Sore itu diawal bulan Februari.
Ya, febrauri masih musim hujan. Jalanan tampak basah meski hujan sudah reda. Kilauan cahaya matahari sore terlihat berkilauan pada dedaunan yang basah. Biasan cahaya dari sisa-sia air diatas daun membuat solah-olah daun-daun itu sedang bersinar. Sesekali air hujan yang tertampung pada dedaunan itu juga menjatuhkan diri mereka disebabkan oleh hembusan angin sepoi-sepoi yang lembut dan sedikit dingin.
Beberapa tetes air itu jatuh diatas bahuku, lainya jatuh di kepala Alhika.
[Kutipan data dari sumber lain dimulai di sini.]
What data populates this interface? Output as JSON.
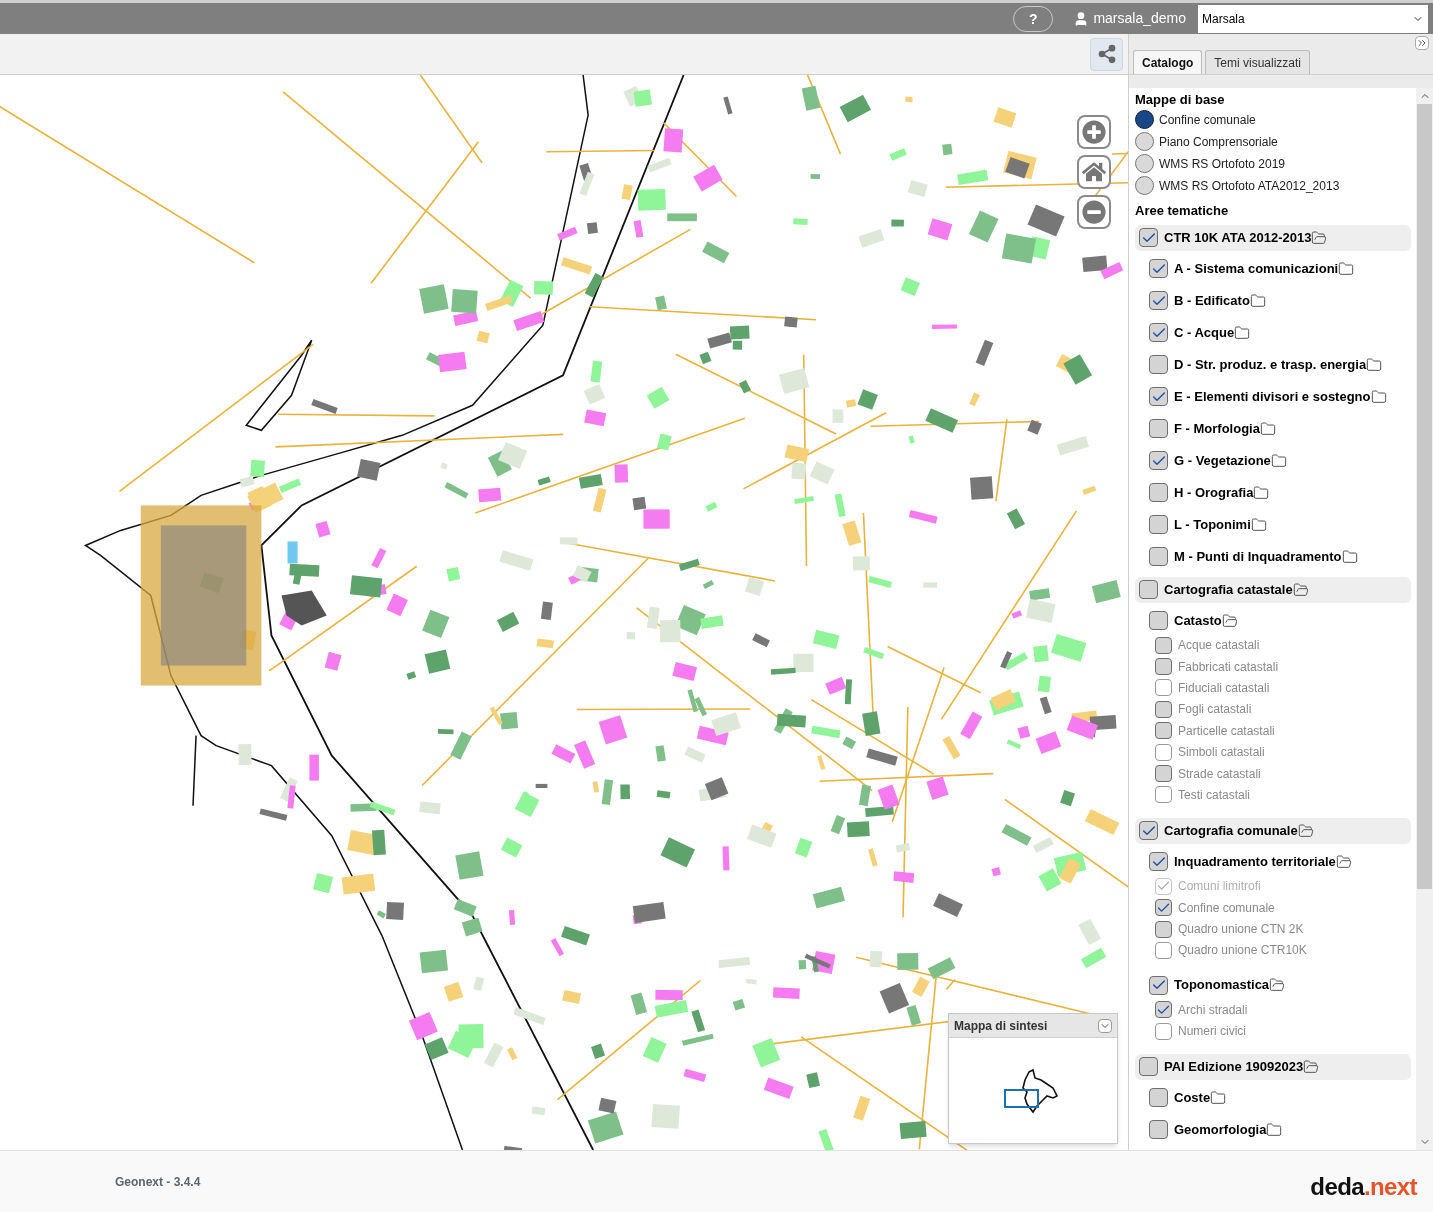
{
  "topbar": {
    "help_label": "?",
    "user": "marsala_demo",
    "municipality": "Marsala"
  },
  "panel": {
    "tabs": [
      {
        "label": "Catalogo",
        "selected": true
      },
      {
        "label": "Temi visualizzati",
        "selected": false
      }
    ],
    "base_maps": {
      "title": "Mappe di base",
      "items": [
        {
          "label": "Confine comunale",
          "selected": true
        },
        {
          "label": "Piano Comprensoriale",
          "selected": false
        },
        {
          "label": "WMS RS Ortofoto 2019",
          "selected": false
        },
        {
          "label": "WMS RS Ortofoto ATA2012_2013",
          "selected": false
        }
      ]
    },
    "thematic": {
      "title": "Aree tematiche",
      "groups": [
        {
          "label": "CTR 10K ATA 2012-2013",
          "checked": true,
          "expanded": true,
          "children": [
            {
              "label": "A - Sistema comunicazioni",
              "checked": true,
              "expanded": false
            },
            {
              "label": "B - Edificato",
              "checked": true,
              "expanded": false
            },
            {
              "label": "C - Acque",
              "checked": true,
              "expanded": false
            },
            {
              "label": "D - Str. produz. e trasp. energia",
              "checked": false,
              "expanded": false
            },
            {
              "label": "E - Elementi divisori e sostegno",
              "checked": true,
              "expanded": false
            },
            {
              "label": "F - Morfologia",
              "checked": false,
              "expanded": false
            },
            {
              "label": "G - Vegetazione",
              "checked": true,
              "expanded": false
            },
            {
              "label": "H - Orografia",
              "checked": false,
              "expanded": false
            },
            {
              "label": "L - Toponimi",
              "checked": false,
              "expanded": false
            },
            {
              "label": "M - Punti di Inquadramento",
              "checked": false,
              "expanded": false
            }
          ]
        },
        {
          "label": "Cartografia catastale",
          "checked": false,
          "expanded": true,
          "children": [
            {
              "label": "Catasto",
              "checked": false,
              "expanded": true,
              "children": [
                {
                  "label": "Acque catastali",
                  "kind": "filled",
                  "checked": false,
                  "disabled": false
                },
                {
                  "label": "Fabbricati catastali",
                  "kind": "filled",
                  "checked": false,
                  "disabled": false
                },
                {
                  "label": "Fiduciali catastali",
                  "kind": "empty",
                  "checked": false,
                  "disabled": false
                },
                {
                  "label": "Fogli catastali",
                  "kind": "filled",
                  "checked": false,
                  "disabled": false
                },
                {
                  "label": "Particelle catastali",
                  "kind": "filled",
                  "checked": false,
                  "disabled": false
                },
                {
                  "label": "Simboli catastali",
                  "kind": "empty",
                  "checked": false,
                  "disabled": false
                },
                {
                  "label": "Strade catastali",
                  "kind": "filled",
                  "checked": false,
                  "disabled": false
                },
                {
                  "label": "Testi catastali",
                  "kind": "empty",
                  "checked": false,
                  "disabled": false
                }
              ]
            }
          ]
        },
        {
          "label": "Cartografia comunale",
          "checked": true,
          "expanded": true,
          "children": [
            {
              "label": "Inquadramento territoriale",
              "checked": true,
              "expanded": true,
              "children": [
                {
                  "label": "Comuni limitrofi",
                  "kind": "empty",
                  "checked": true,
                  "disabled": true
                },
                {
                  "label": "Confine comunale",
                  "kind": "filled",
                  "checked": true,
                  "disabled": false
                },
                {
                  "label": "Quadro unione CTN 2K",
                  "kind": "filled",
                  "checked": false,
                  "disabled": false
                },
                {
                  "label": "Quadro unione CTR10K",
                  "kind": "empty",
                  "checked": false,
                  "disabled": false
                }
              ]
            },
            {
              "label": "Toponomastica",
              "checked": true,
              "expanded": true,
              "children": [
                {
                  "label": "Archi stradali",
                  "kind": "filled",
                  "checked": true,
                  "disabled": false
                },
                {
                  "label": "Numeri civici",
                  "kind": "empty",
                  "checked": false,
                  "disabled": false
                }
              ]
            }
          ]
        },
        {
          "label": "PAI Edizione 19092023",
          "checked": false,
          "expanded": true,
          "children": [
            {
              "label": "Coste",
              "checked": false,
              "expanded": false
            },
            {
              "label": "Geomorfologia",
              "checked": false,
              "expanded": false
            }
          ]
        }
      ]
    }
  },
  "overview": {
    "title": "Mappa di sintesi"
  },
  "footer": {
    "version": "Geonext - 3.4.4",
    "logo_main": "deda",
    "logo_accent": ".next"
  }
}
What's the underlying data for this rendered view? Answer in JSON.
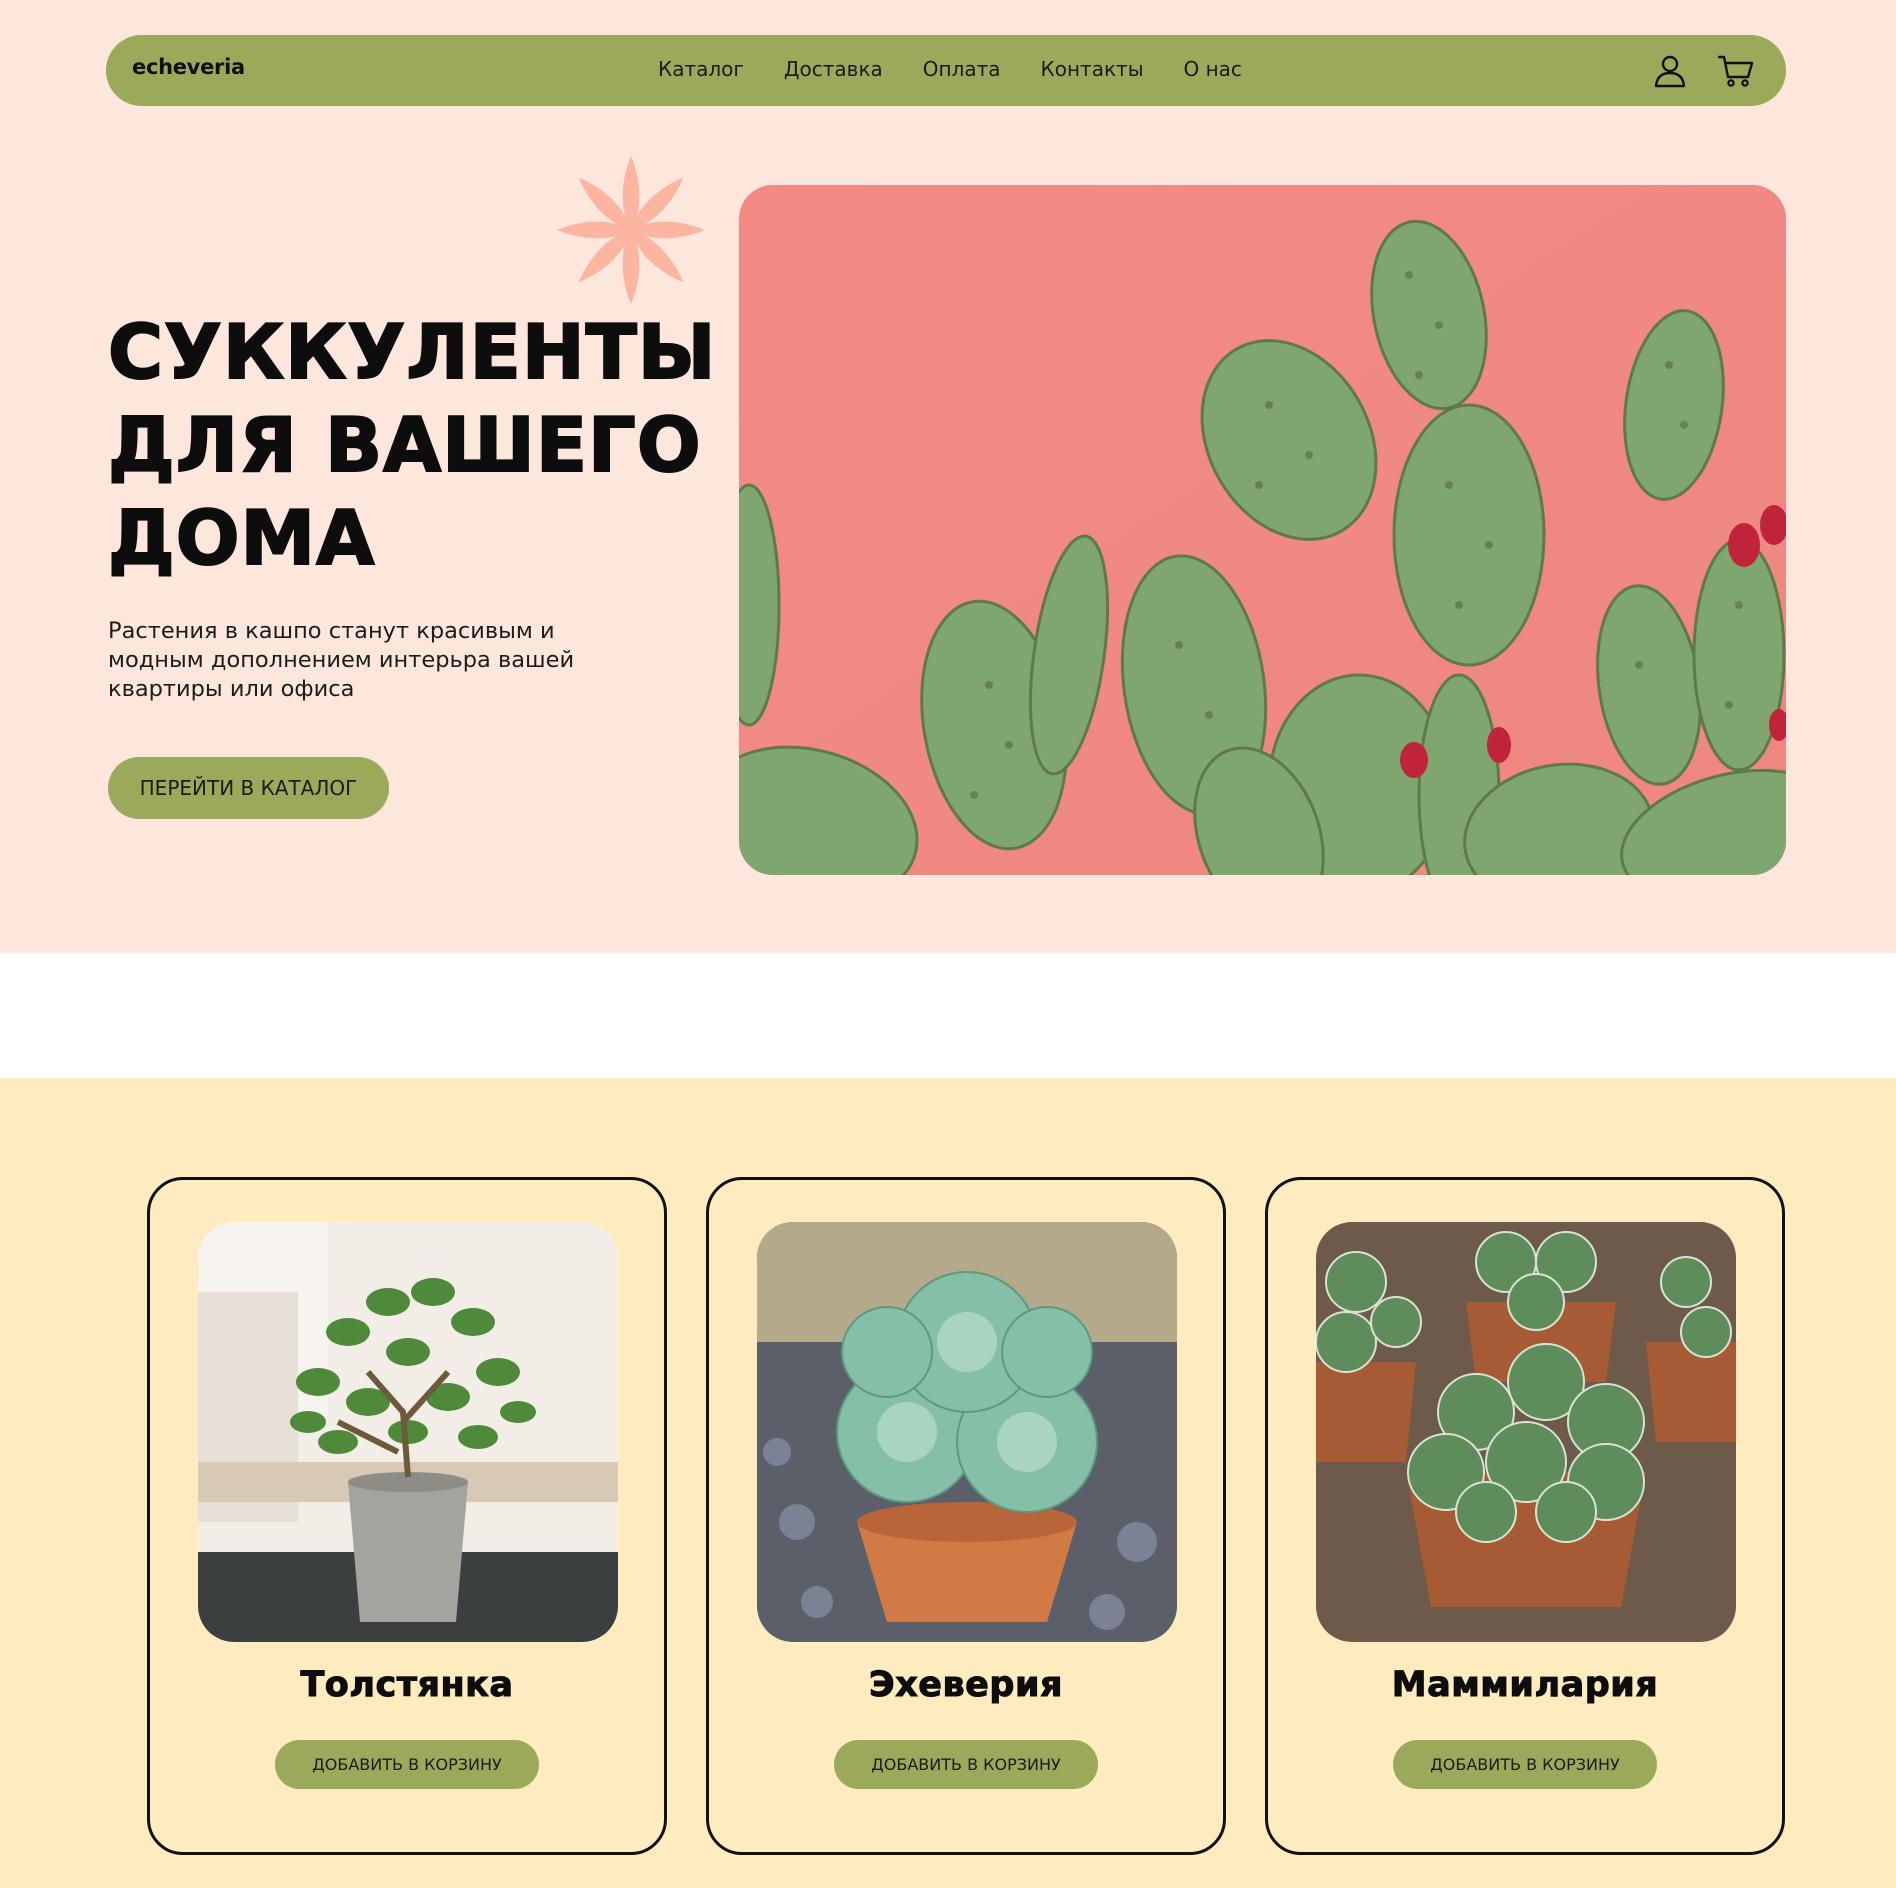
{
  "nav": {
    "logo": "echeveria",
    "menu": [
      {
        "label": "Каталог"
      },
      {
        "label": "Доставка"
      },
      {
        "label": "Оплата"
      },
      {
        "label": "Контакты"
      },
      {
        "label": "О нас"
      }
    ],
    "icons": [
      "user-icon",
      "cart-icon"
    ]
  },
  "hero": {
    "title_lines": [
      "СУККУЛЕНТЫ",
      "ДЛЯ ВАШЕГО",
      "ДОМА"
    ],
    "subtitle_lines": [
      "Растения в кашпо станут красивым и",
      "модным дополнением интерьра вашей",
      "квартиры или офиса"
    ],
    "cta_label": "ПЕРЕЙТИ В КАТАЛОГ",
    "image": "cactus-on-pink-wall-photo",
    "decoration": "pink-flower-icon"
  },
  "products": [
    {
      "name": "Толстянка",
      "button_label": "ДОБАВИТЬ В КОРЗИНУ",
      "image": "crassula-pot-photo"
    },
    {
      "name": "Эхеверия",
      "button_label": "ДОБАВИТЬ В КОРЗИНУ",
      "image": "echeveria-pot-photo"
    },
    {
      "name": "Маммилария",
      "button_label": "ДОБАВИТЬ В КОРЗИНУ",
      "image": "mammillaria-pots-photo"
    }
  ],
  "colors": {
    "accent_green": "#9aa95a",
    "hero_bg": "#fde7dd",
    "products_bg": "#feebc0",
    "flower_pink": "#fbb5a1",
    "photo_pink": "#f08b84"
  }
}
Kami berdua baru saja selesai jam sekolah dan sedang jalan kaki menuju halte bus dekat sekolah. Kami berdua berencana menjengung Kim yang sakit.
Aku dan Alhika jalan berdua meski banyak siswa lainnya yang juga jalan menuju halte bus yang sama. Kami berdua jalan dengan santai sembari berbincang disepajang trotoar jalan. Sejak kursus singkat kami di perpustakaan waktu itu, kami mulai akrap dan dekat. Tidak ada rasa canggung lagi untukku. Aku dan kurasa Alhika juga mulai merasa nyaman.
Langkah kami yang lambat namun pasti telah membawa kami berdua sampai di halte bus. Aku mempersilahkan Alhika duduk terlebih dahulu dan disusul olehku duduk disebelah kanannya. Ditengah asiknya kami berbincang, aku tersadar bahwa ada seorang anak laki-laki kecil dengan seragam sekolah sedang duduk disebelahku sambil mengayun-ayunkan kakinya. Kepala anak itu menoleh ke kanan dan ke kiri. Dipangkuannya ada sebuah buku yang ia pegang dengan kedua tangannya.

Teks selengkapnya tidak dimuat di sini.